Caffeine is metabolised almost completely via oxidation, demethylation, and acetylation, and is excreted in the urine. The major metabolites are
1-methylxanthine, 7-methylxanthine, 1,7- dimethylxanthine (paraxanthine). Minor metabolites include 1-methyluric acid and 5- acetylamino-6 formylamino-3-methyluracil (AMFU).
Combination
In the combination of the three active ingredients, the quantity of each substance is low.
Therefore no saturation of the elimination processes with the consequential risks of increased half-life and toxicity.

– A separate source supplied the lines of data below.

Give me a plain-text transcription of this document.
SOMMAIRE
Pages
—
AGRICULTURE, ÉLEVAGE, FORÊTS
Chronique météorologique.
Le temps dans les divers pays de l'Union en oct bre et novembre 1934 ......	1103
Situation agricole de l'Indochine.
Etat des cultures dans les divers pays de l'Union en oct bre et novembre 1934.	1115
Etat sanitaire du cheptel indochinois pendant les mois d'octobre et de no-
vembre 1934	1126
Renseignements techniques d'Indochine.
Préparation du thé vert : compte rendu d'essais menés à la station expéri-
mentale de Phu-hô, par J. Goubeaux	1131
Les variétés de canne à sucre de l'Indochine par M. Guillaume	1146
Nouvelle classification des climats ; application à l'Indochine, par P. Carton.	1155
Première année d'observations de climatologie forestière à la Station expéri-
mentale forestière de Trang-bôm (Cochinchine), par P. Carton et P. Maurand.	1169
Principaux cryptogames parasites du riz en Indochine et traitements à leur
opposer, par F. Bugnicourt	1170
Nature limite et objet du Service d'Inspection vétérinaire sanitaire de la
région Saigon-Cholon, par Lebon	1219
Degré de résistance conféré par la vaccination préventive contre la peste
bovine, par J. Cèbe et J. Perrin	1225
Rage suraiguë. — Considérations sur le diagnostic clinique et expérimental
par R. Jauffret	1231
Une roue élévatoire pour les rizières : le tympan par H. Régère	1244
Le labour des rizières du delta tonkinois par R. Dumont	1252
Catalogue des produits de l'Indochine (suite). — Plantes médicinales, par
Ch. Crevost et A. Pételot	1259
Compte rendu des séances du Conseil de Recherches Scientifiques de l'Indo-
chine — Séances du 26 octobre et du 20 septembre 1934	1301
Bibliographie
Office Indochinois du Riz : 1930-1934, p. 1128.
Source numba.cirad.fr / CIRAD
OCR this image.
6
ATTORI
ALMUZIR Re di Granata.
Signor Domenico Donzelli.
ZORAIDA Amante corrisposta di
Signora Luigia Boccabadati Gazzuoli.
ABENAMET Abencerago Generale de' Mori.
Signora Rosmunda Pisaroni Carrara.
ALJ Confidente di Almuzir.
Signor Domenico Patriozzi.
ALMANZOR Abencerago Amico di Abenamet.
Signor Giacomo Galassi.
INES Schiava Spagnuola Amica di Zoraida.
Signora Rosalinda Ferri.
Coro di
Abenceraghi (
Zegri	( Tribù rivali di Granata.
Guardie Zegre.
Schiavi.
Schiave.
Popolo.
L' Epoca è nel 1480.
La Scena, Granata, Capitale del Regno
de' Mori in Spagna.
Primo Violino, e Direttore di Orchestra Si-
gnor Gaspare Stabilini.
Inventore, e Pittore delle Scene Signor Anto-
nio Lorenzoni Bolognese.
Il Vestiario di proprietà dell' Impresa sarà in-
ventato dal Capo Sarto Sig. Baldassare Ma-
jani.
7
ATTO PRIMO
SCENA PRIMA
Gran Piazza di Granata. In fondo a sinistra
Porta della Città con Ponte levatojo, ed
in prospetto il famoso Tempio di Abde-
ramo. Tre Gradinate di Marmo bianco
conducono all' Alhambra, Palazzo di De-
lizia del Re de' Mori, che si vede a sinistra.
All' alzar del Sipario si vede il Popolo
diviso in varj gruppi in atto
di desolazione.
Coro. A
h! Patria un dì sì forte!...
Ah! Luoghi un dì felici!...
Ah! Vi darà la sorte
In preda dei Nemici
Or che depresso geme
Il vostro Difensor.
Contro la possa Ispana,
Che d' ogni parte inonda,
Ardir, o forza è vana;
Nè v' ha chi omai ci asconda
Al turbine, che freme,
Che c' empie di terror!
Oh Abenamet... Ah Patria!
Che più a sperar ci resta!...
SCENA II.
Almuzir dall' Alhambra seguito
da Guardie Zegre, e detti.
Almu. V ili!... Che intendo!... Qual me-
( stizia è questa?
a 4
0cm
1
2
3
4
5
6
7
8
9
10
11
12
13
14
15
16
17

Pharmacokinetic data for the fixed combination of acetylsalicylic acid, paracetamol and caffeine are in line with the pharmacokinetic profiles established either for each of the substances alone or for the combination of each analgesic with caffeine.
Neither critical drug-drug interactions between acetylsalicylic acid, paracetamol and caffeine nor any increased risk of interactions with other medicinal products through their combined use are known. Findings with respect to pharmacokinetics of Excedrin were as expected, and no interactions between the 3 active substances have been observed.